What do sheepdogs actually DO?
A good sheepdog should be a valuable assistant to the shepherd or sheep farmer. It will learn where the sheep (or other stock) are likely to be in each field, and it will gather them together calmly, and not leave any behind. A really good sheepdog will even recognise if one or more animals is in difficulty, and attempt to draw the handler’s attention to it.
Years ago, Carew (one of the best dogs we had) and I were gathering a large flock of ewes and lambs for our landlord but she was bringing the sheep unusually slowly. From a distance I couldn’t make out why but as they got closer, I saw that one very small lamb was lame. Carew was walking alongside it, bringing the entire flock at a pace the lamb could manage.
Sometimes when Carew was going round the edge of a field to gather the sheep, she would stop and look at the hedge. I quickly learned that this meant there was a sheep in difficulty. Usually it would have its head stuck through the wire netting or something similar.
It’ll seem obvious to many, but a sheepdog should move around sheep without disturbing them unduly. It should have the “power” to bring or drive them wherever you want it to without unduly stressing or damaging them in any way. Sheepdog Power is a thing we’ll discuss later.

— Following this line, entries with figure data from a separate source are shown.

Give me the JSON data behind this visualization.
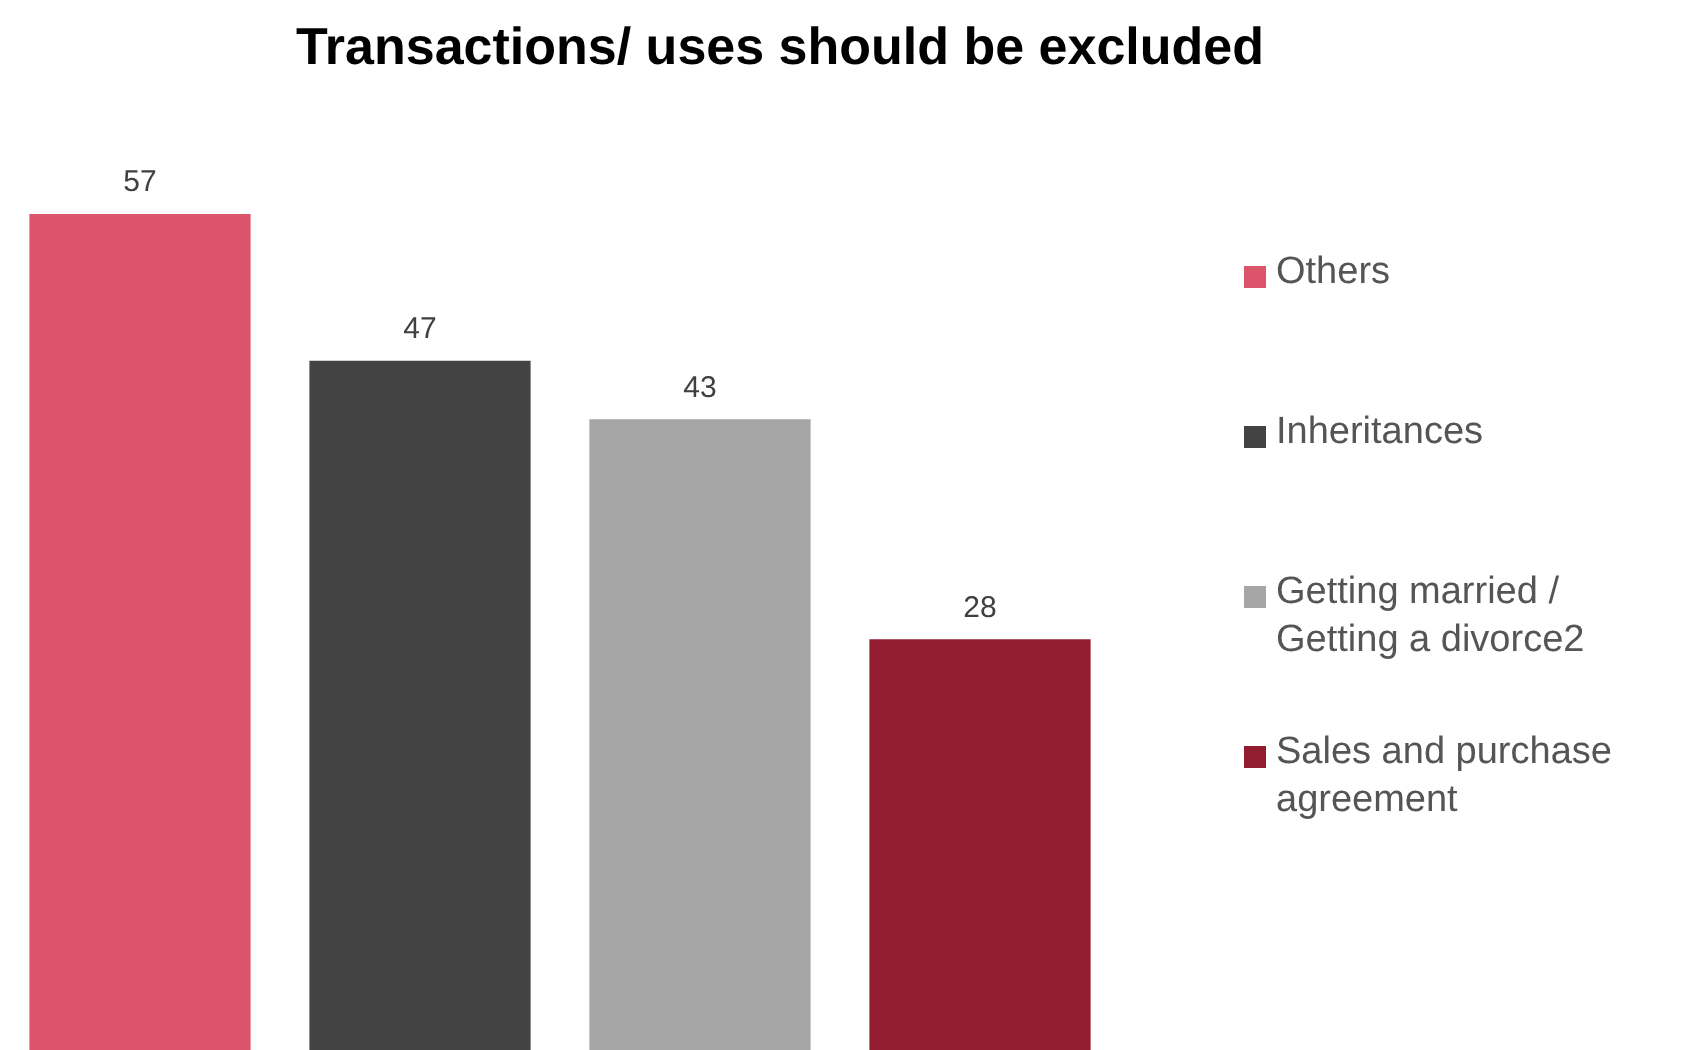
{
  "chart_data": {
    "type": "bar",
    "title": "Transactions/ uses should be excluded",
    "categories": [
      null,
      null,
      null,
      null
    ],
    "stacked": true,
    "series": [
      {
        "name": "Others",
        "color": "#dc5469",
        "values": [
          57,
          null,
          null,
          null
        ]
      },
      {
        "name": "Inheritances",
        "color": "#434343",
        "values": [
          null,
          47,
          null,
          null
        ]
      },
      {
        "name": "Getting married / Getting a divorce2",
        "color": "#a6a6a6",
        "values": [
          null,
          null,
          43,
          null
        ]
      },
      {
        "name": "Sales and purchase agreement",
        "color": "#921c30",
        "values": [
          null,
          null,
          null,
          28
        ]
      }
    ],
    "data_labels": true,
    "legend": "right",
    "tick_labels": false
  }
}
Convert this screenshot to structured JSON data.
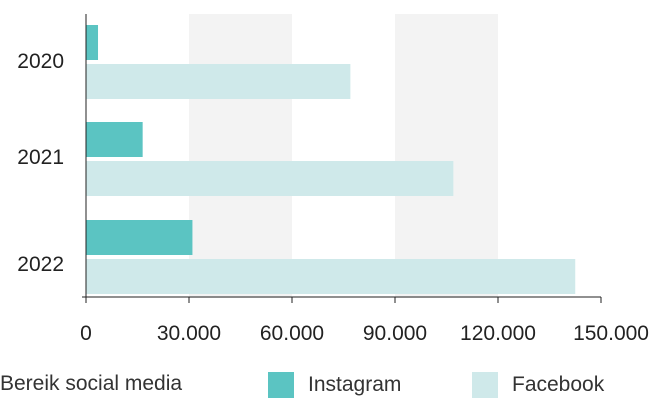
{
  "chart_data": {
    "type": "bar",
    "orientation": "horizontal",
    "categories": [
      "2020",
      "2021",
      "2022"
    ],
    "series": [
      {
        "name": "Instagram",
        "values": [
          3500,
          16500,
          31000
        ],
        "color": "#5bc4c2"
      },
      {
        "name": "Facebook",
        "values": [
          77000,
          107000,
          142500
        ],
        "color": "#cfe9ea"
      }
    ],
    "xlim": [
      0,
      150000
    ],
    "x_ticks": [
      0,
      30000,
      60000,
      90000,
      120000,
      150000
    ],
    "x_tick_labels": [
      "0",
      "30.000",
      "60.000",
      "90.000",
      "120.000",
      "150.000"
    ],
    "grid": "alternating vertical bands",
    "band_color": "#f3f3f3",
    "legend_position": "bottom"
  },
  "legend": {
    "title": "Bereik social media",
    "items": [
      "Instagram",
      "Facebook"
    ]
  }
}
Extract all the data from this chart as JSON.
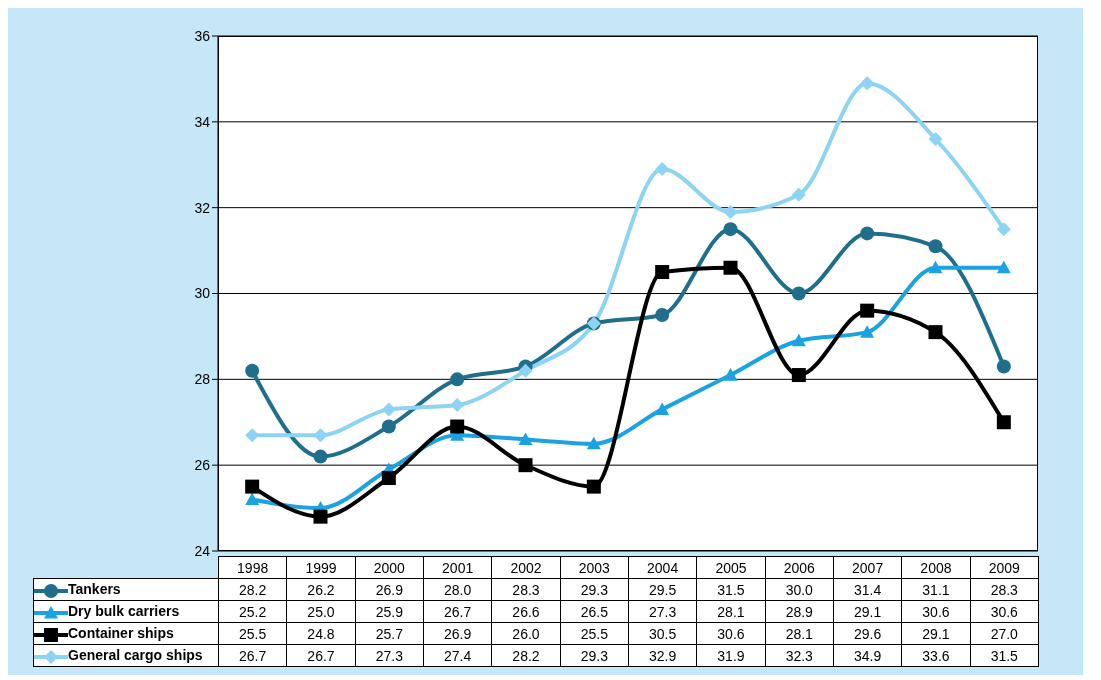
{
  "chart_data": {
    "type": "line",
    "categories": [
      "1998",
      "1999",
      "2000",
      "2001",
      "2002",
      "2003",
      "2004",
      "2005",
      "2006",
      "2007",
      "2008",
      "2009"
    ],
    "series": [
      {
        "name": "Tankers",
        "color": "#1f6f8c",
        "marker": "circle",
        "values": [
          28.2,
          26.2,
          26.9,
          28.0,
          28.3,
          29.3,
          29.5,
          31.5,
          30.0,
          31.4,
          31.1,
          28.3
        ],
        "value_labels": [
          "28.2",
          "26.2",
          "26.9",
          "28.0",
          "28.3",
          "29.3",
          "29.5",
          "31.5",
          "30.0",
          "31.4",
          "31.1",
          "28.3"
        ]
      },
      {
        "name": "Dry bulk carriers",
        "color": "#1aa3e0",
        "marker": "triangle",
        "values": [
          25.2,
          25.0,
          25.9,
          26.7,
          26.6,
          26.5,
          27.3,
          28.1,
          28.9,
          29.1,
          30.6,
          30.6
        ],
        "value_labels": [
          "25.2",
          "25.0",
          "25.9",
          "26.7",
          "26.6",
          "26.5",
          "27.3",
          "28.1",
          "28.9",
          "29.1",
          "30.6",
          "30.6"
        ]
      },
      {
        "name": "Container ships",
        "color": "#000000",
        "marker": "square",
        "values": [
          25.5,
          24.8,
          25.7,
          26.9,
          26.0,
          25.5,
          30.5,
          30.6,
          28.1,
          29.6,
          29.1,
          27.0
        ],
        "value_labels": [
          "25.5",
          "24.8",
          "25.7",
          "26.9",
          "26.0",
          "25.5",
          "30.5",
          "30.6",
          "28.1",
          "29.6",
          "29.1",
          "27.0"
        ]
      },
      {
        "name": "General cargo ships",
        "color": "#8dd3f3",
        "marker": "diamond",
        "values": [
          26.7,
          26.7,
          27.3,
          27.4,
          28.2,
          29.3,
          32.9,
          31.9,
          32.3,
          34.9,
          33.6,
          31.5
        ],
        "value_labels": [
          "26.7",
          "26.7",
          "27.3",
          "27.4",
          "28.2",
          "29.3",
          "32.9",
          "31.9",
          "32.3",
          "34.9",
          "33.6",
          "31.5"
        ]
      }
    ],
    "ylim": [
      24,
      36
    ],
    "yticks": [
      24,
      26,
      28,
      30,
      32,
      34,
      36
    ],
    "grid": "y",
    "legend": "bottom"
  }
}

In the UK and many other countries of the world, a good sheepdog is expected to leave the shepherd or farmer’s side and go out over terrain inaccessible by motor vehicles, to gather the sheep in a wide outrun. Without leaving any behind it will then bring them quietly and efficiently to the handler.
There are (of course) many other tasks the sheepdog performs, such as driving, penning, holding and pushing sheep through a “race” but the primary function is usually the outrun and bringing the sheep to the handler.